Six Ti^IV complexes of branched diamine bis(phenolato) ligands that feature a pendant donor side arm with different aromatic and N-substitutions were synthesized and their hydrolytic stability and cytotoxicity were investigated as closely related analogues to the highly active and stable salan Ti^IV complexes [salan = N,Na′-bis(o-hydroxybenzyl)-1,2- diaminoethane]. Although the C_s-symmetrical complexes include binding of the side-arm N donor to the metal as analyzed crystallographically, thus making them highly similar in coordination features to the C₂- symmetrical salan complexes, they exhibit poor hydrolytic stability, presumably due to higher flexibility in binding of the side arm in solution.

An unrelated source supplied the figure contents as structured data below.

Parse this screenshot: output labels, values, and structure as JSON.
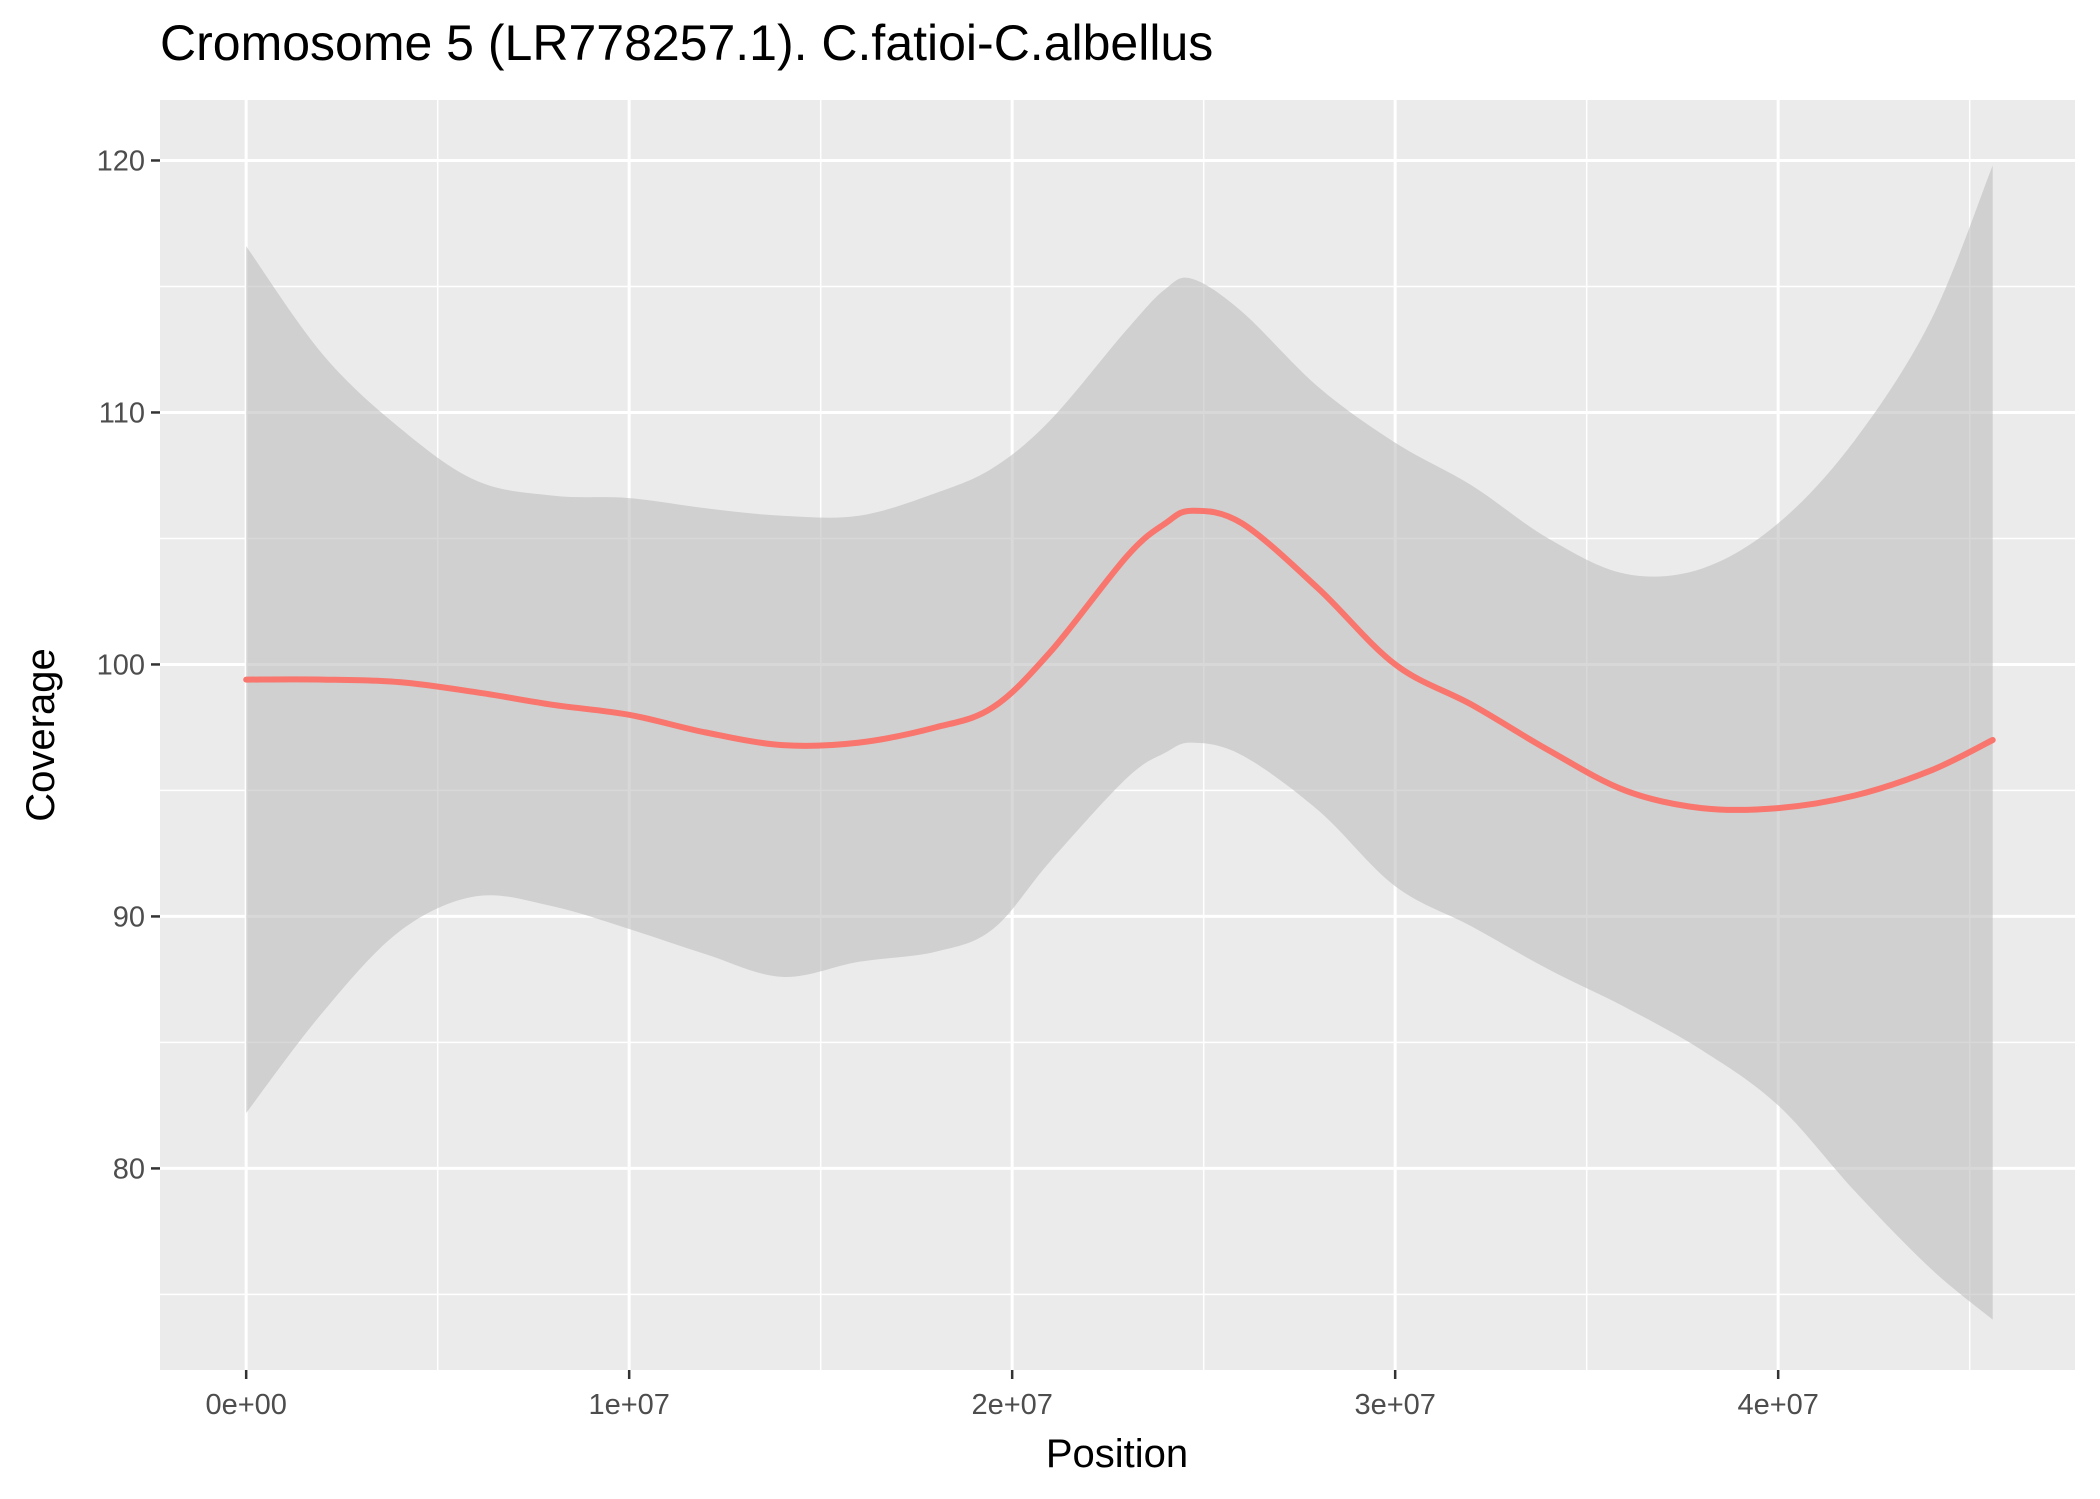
{
  "chart_data": {
    "type": "line",
    "title": "Cromosome 5 (LR778257.1). C.fatioi-C.albellus",
    "xlabel": "Position",
    "ylabel": "Coverage",
    "xlim": [
      -2250000,
      47750000
    ],
    "ylim": [
      72.0,
      122.4
    ],
    "x_ticks": [
      0,
      10000000,
      20000000,
      30000000,
      40000000
    ],
    "x_tick_labels": [
      "0e+00",
      "1e+07",
      "2e+07",
      "3e+07",
      "4e+07"
    ],
    "y_ticks": [
      80,
      90,
      100,
      110,
      120
    ],
    "y_tick_labels": [
      "80",
      "90",
      "100",
      "110",
      "120"
    ],
    "grid": true,
    "legend": "none",
    "colors": {
      "panel_background": "#EBEBEB",
      "grid": "#FFFFFF",
      "line": "#F8766D",
      "band": "#BEBEBE",
      "tick_text": "#4D4D4D"
    },
    "series": [
      {
        "x": [
          0,
          2000000,
          4000000,
          6000000,
          8000000,
          10000000,
          12000000,
          14000000,
          16000000,
          18000000,
          19500000,
          21000000,
          23000000,
          24000000,
          24700000,
          26000000,
          28000000,
          30000000,
          32000000,
          34000000,
          36000000,
          38000000,
          40000000,
          42000000,
          44000000,
          45600000
        ],
        "y": [
          99.4,
          99.4,
          99.3,
          98.9,
          98.4,
          98.0,
          97.3,
          96.8,
          96.9,
          97.5,
          98.3,
          100.5,
          104.3,
          105.6,
          106.1,
          105.6,
          103.0,
          100.0,
          98.4,
          96.6,
          95.0,
          94.3,
          94.3,
          94.8,
          95.8,
          97.0
        ],
        "ci_upper": [
          116.6,
          112.3,
          109.4,
          107.3,
          106.7,
          106.6,
          106.2,
          105.9,
          105.9,
          106.8,
          107.8,
          109.7,
          113.3,
          114.9,
          115.3,
          114.0,
          111.0,
          108.8,
          107.1,
          105.0,
          103.6,
          103.8,
          105.6,
          108.9,
          113.7,
          119.8
        ],
        "ci_lower": [
          82.2,
          86.2,
          89.4,
          90.8,
          90.4,
          89.5,
          88.5,
          87.6,
          88.2,
          88.6,
          89.5,
          92.2,
          95.5,
          96.5,
          96.9,
          96.4,
          94.2,
          91.2,
          89.6,
          87.9,
          86.4,
          84.7,
          82.5,
          79.1,
          76.0,
          74.0
        ]
      }
    ]
  }
}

Complexes of alkyl aromatic substituents, both N-methylated and N-ethylated, with varying steric constraints demonstrated poor cytotoxicity. In contrast, ortho-halogenation, although it does not affect hydrolytic stability, substantially enhances the cytotoxicity towards colon HT-29 and ovarian OVCAR-1 cells. The cytotoxicity and hydrolysis of Ti^IV complexes of branched diamine bis(phenolato) ligands are reported. Alkylated complexes exhibit poor stability presumably due to weaker binding of the side arm, with negligible cytotoxicity. In contrast, ortho-halogenated complexes, although hydrolytically unstable, demonstrate marked cytotoxicity.